Violet is one of those girls that’s just, well, “different.” Not one to go with the masses, rarely does she ever wear the kind of clothes you get at the mall. Anything designer comes from second-hand stores, and she picks those out because nobody else has them. She wouldn’t be caught dead at a party with the same shoes or dress as anywhere else. Goodwill? Hell yeah! Buy something used; it’s like recycling and her hippie mom would be proud. The apartment sounded perfect: only a dozen units, not one of those stupid gated communities with a conference center and party room that could be rented out. Who the fuck needs that shit? She’d rather be in a place where she would know her neighbors and be a part of a community that wasn’t the typical cookie-cutter crap dotting the Valley of the Sun. She needed a place that had as much character as she had.

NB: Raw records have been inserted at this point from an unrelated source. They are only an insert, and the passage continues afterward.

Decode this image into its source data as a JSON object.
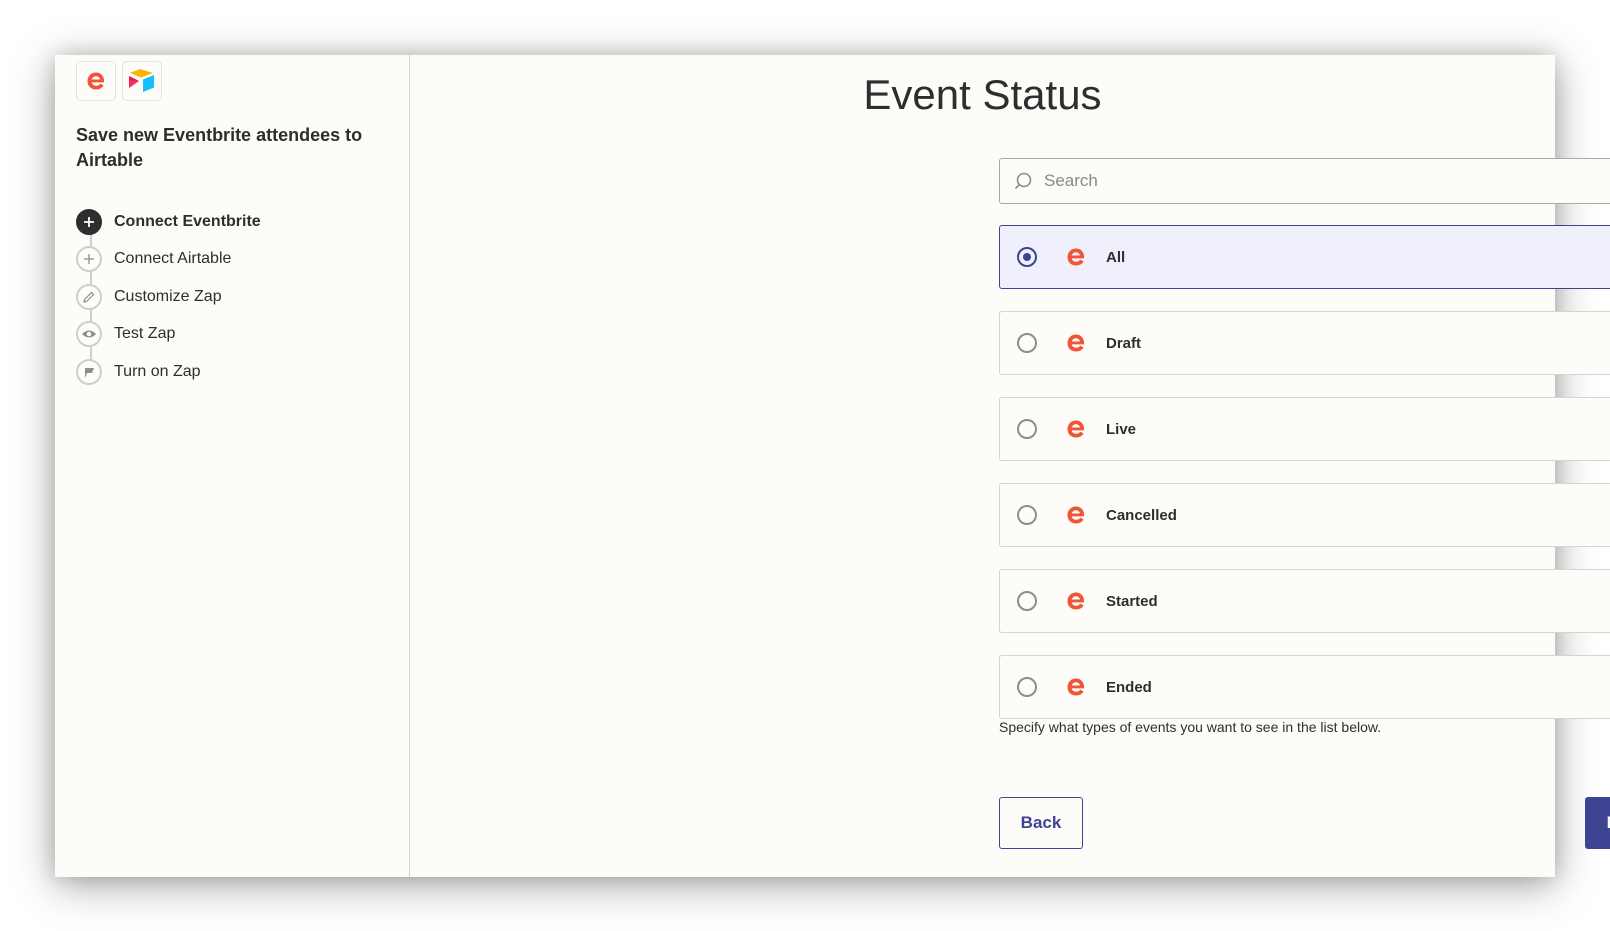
{
  "sidebar": {
    "app_logos": [
      "eventbrite-logo",
      "airtable-logo"
    ],
    "zap_title": "Save new Eventbrite attendees to Airtable",
    "steps": [
      {
        "label": "Connect Eventbrite",
        "icon": "plus-icon",
        "active": true
      },
      {
        "label": "Connect Airtable",
        "icon": "plus-icon",
        "active": false
      },
      {
        "label": "Customize Zap",
        "icon": "pencil-icon",
        "active": false
      },
      {
        "label": "Test Zap",
        "icon": "eye-icon",
        "active": false
      },
      {
        "label": "Turn on Zap",
        "icon": "flag-icon",
        "active": false
      }
    ]
  },
  "main": {
    "title": "Event Status",
    "search": {
      "placeholder": "Search",
      "value": ""
    },
    "options": [
      {
        "label": "All",
        "selected": true
      },
      {
        "label": "Draft",
        "selected": false
      },
      {
        "label": "Live",
        "selected": false
      },
      {
        "label": "Cancelled",
        "selected": false
      },
      {
        "label": "Started",
        "selected": false
      },
      {
        "label": "Ended",
        "selected": false
      }
    ],
    "help_text": "Specify what types of events you want to see in the list below.",
    "back_label": "Back",
    "next_label": "Next"
  },
  "colors": {
    "accent": "#3d4592",
    "eventbrite": "#f05537",
    "selected_bg": "#eff0fb",
    "text": "#2d2e2e"
  }
}
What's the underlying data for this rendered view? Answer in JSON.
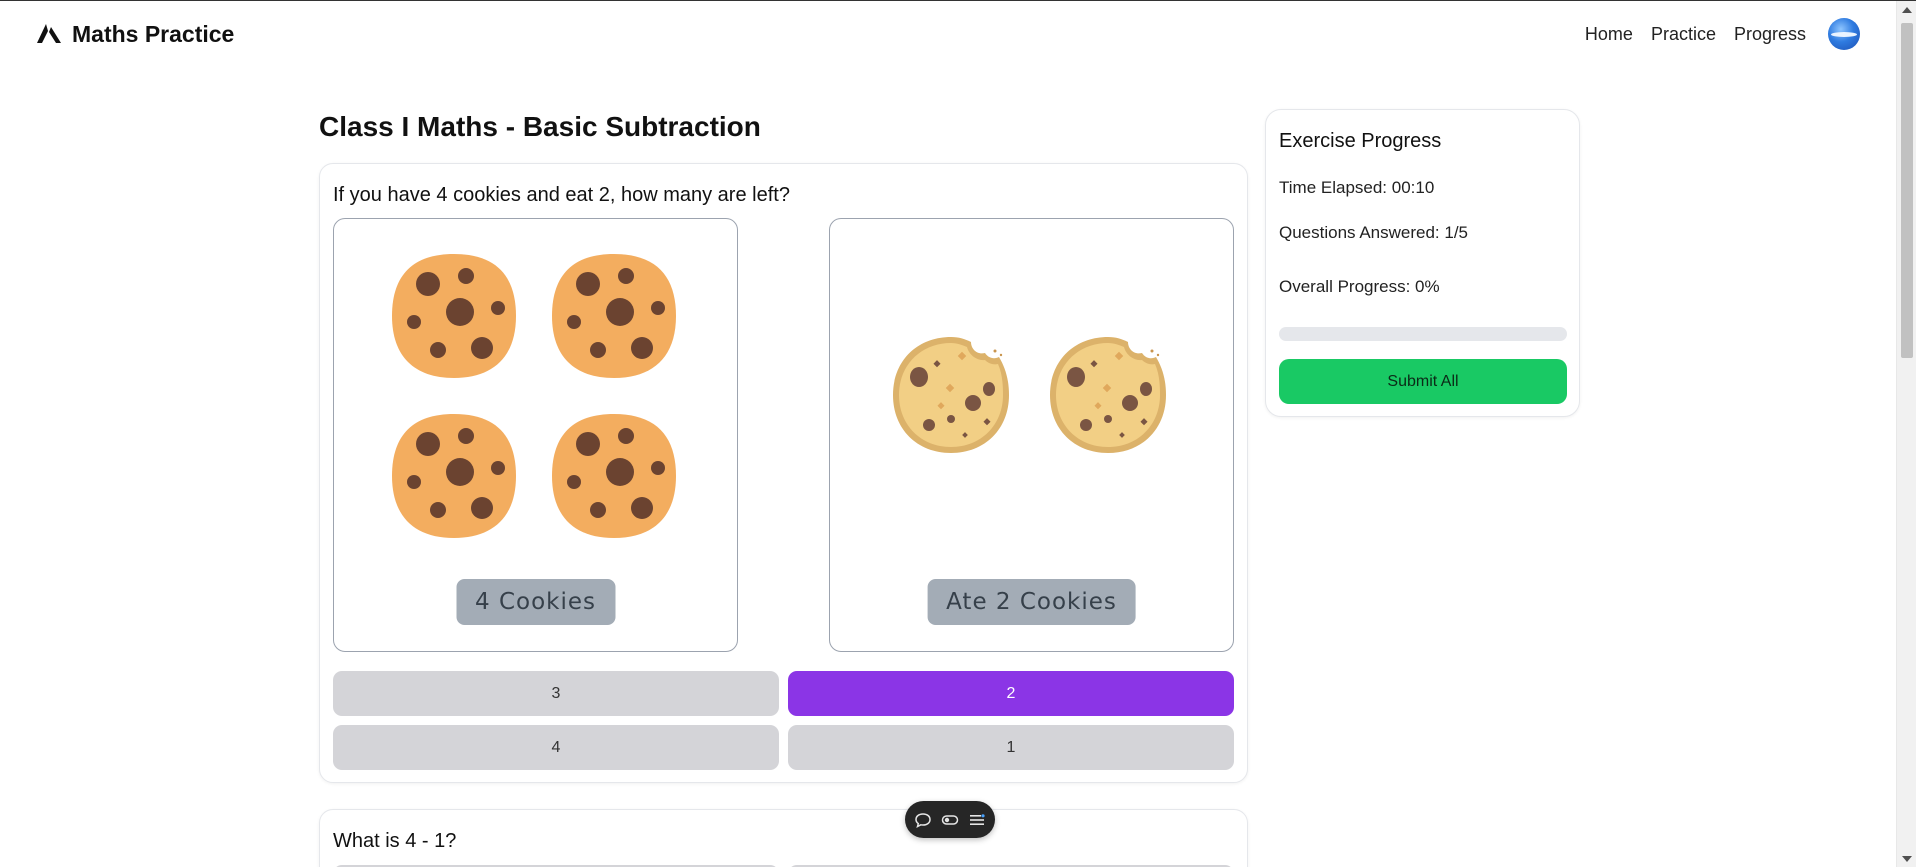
{
  "app": {
    "brand_name": "Maths Practice",
    "logo_icon": "triangle-logo-icon"
  },
  "nav": {
    "links": [
      {
        "label": "Home"
      },
      {
        "label": "Practice"
      },
      {
        "label": "Progress"
      }
    ],
    "avatar_icon": "globe-avatar-icon"
  },
  "main": {
    "title": "Class I Maths - Basic Subtraction",
    "questions": [
      {
        "text": "If you have 4 cookies and eat 2, how many are left?",
        "panels": [
          {
            "label": "4 Cookies",
            "icon": "cookie-icon",
            "count": 4
          },
          {
            "label": "Ate 2 Cookies",
            "icon": "bitten-cookie-icon",
            "count": 2
          }
        ],
        "options": [
          "3",
          "2",
          "4",
          "1"
        ],
        "selected": "2"
      },
      {
        "text": "What is 4 - 1?"
      }
    ]
  },
  "progress": {
    "title": "Exercise Progress",
    "time_elapsed": "Time Elapsed: 00:10",
    "questions_answered": "Questions Answered: 1/5",
    "overall_progress": "Overall Progress: 0%",
    "progress_fraction": 0,
    "submit_label": "Submit All"
  },
  "toolbar": {
    "icons": [
      "chat-icon",
      "toggle-icon",
      "menu-icon"
    ]
  },
  "colors": {
    "selected_option": "#8b35e6",
    "submit": "#19c964",
    "option_default": "#d4d4d8"
  }
}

The location was ideal: less than a mile from work and close to all her favorite restaurants and small, locally-owned businesses. Pulling up, a rather large man was waiting for her in the parking lot. Collin was extremely, openly gay. Ok, he was a total flamer. And proud of it. He commented on Violet’s hair and clothing. “This is gonna be perfect,” she thought to herself. She had a ton of gay friends and that’s just what every single girl needs, right?
“We have a lot of cool people here who have lived here for years,” he said, showing her around the facilities downstairs. Small, coin-operated laundry room, the pool and parking spots. There were three apartments to choose from, and he showed her the one downstairs, first. “I think the one upstairs will be more your style, though, and you’ll feel a bit safer,” he explained. She answered only with “Cool.” He led the way upstairs.
Everyone had plants everywhere! There were cacti, succulents, trees in pots and vines crawling up the stucco walls. Little tables lined the walkway from end-to-end, all loaded with houseplants. It seriously looked like Melrose Place. The property had a fence around it because of the pool, and the yard was a lush green. The place looked well taken care of.
Opening the door to #10, it was instant love. Original cabinets, from the 1960s, were abundant in the dining and kitchen areas. The style was retro: built-in, original oven that was green, just like her great-grandma’s. “Does everything work?” she asked incredulously. The place had “flavor” and she turned on the ceramic stovetop. “Yup. I live on-property, so if anything goes wrong, I’m on it. If I can’t fix it, I have enough people who can.” Those words attracted her, but they would also be an omen of things to come. She had know idea about the “people” that Collin knew.
“I’ll take it!” she exclaimed, completely in love with the vintage appliances, vast storage space and overall feel of the building. “The carpets will be shampooed, right?” she asked, noticing it was stained in some spots. “Oh, yeah, I’ll do all of that before you move in,” Collin replied confidently. “Cool,” was all she said.
They agreed on the money shit, like rent and deposit and Violet took one last look around before returning back to work. Lunch hour was over, unfortunately.